Good explainer on a protocol that's often hand-waved over in distributed systems tutorials.

One thing worth highlighting that catches teams off guard in production: the coordinator failure window between Phase 1 and Phase 2 is where 2PC earns its "blocking protocol" reputation. If the coordinator crashes after receiving all PREPARED votes but before writing the commit decision to its log, participants are stuck holding locks indefinitely — they've promised to commit, but they don't know if the commit happened. This is the fundamental reason why 2PC is "blocking" and why Paxos/Raft-based alternatives like Google Spanner's TrueTime approach exist.

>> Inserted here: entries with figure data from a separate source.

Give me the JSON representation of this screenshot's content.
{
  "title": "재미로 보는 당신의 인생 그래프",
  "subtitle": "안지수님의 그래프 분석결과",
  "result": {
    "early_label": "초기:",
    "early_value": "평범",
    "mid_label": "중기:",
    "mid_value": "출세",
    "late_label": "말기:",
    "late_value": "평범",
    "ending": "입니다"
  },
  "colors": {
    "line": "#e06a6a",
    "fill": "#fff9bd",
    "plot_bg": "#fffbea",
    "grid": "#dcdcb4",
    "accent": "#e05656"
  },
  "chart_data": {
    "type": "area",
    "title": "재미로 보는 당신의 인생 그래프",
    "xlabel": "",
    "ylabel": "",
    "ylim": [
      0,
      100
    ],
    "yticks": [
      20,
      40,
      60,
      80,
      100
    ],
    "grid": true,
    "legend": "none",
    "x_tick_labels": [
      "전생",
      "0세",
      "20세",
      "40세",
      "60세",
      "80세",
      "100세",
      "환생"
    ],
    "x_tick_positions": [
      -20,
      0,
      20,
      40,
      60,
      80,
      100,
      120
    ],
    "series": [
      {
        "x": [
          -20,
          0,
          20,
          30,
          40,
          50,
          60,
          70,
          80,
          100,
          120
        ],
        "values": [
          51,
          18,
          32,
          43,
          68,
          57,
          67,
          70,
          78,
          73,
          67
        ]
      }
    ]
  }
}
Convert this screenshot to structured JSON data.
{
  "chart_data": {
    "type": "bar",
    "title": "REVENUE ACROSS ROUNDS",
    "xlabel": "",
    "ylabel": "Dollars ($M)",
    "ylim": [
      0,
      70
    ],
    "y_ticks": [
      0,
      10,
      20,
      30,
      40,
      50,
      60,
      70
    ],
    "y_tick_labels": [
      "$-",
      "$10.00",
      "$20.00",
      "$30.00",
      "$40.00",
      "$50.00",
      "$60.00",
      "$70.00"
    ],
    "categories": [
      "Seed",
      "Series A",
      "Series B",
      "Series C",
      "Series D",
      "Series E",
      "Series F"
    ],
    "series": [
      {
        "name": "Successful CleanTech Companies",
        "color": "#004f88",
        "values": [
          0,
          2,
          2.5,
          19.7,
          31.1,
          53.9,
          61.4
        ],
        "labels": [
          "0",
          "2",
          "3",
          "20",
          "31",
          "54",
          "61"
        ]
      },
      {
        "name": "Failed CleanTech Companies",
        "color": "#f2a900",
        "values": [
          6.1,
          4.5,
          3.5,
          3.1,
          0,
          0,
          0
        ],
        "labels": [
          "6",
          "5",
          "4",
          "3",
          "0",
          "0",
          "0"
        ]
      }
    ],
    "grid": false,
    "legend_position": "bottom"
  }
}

Your suggestion to use async networking and batch commits as optimizations is correct, but I'd add: write-ahead logging on the coordinator is non-negotiable, not optional. The decision log needs to survive coordinator restart, otherwise you get the indefinite lock scenario above.

For your Go implementation, one subtle thing: when the coordinator sends COMMIT to all participants, the participants should respond with ACK, and the coordinator should retry delivery until all ACKs are received (make-before-break pattern). If you fire-and-forget the commit messages, you can get partial commits under network partition.

The CockroachDB transaction model is a good reference for how this gets handled in practice at scale — they use a hybrid logical clock approach to avoid the coordinator bottleneck entirely in the common case.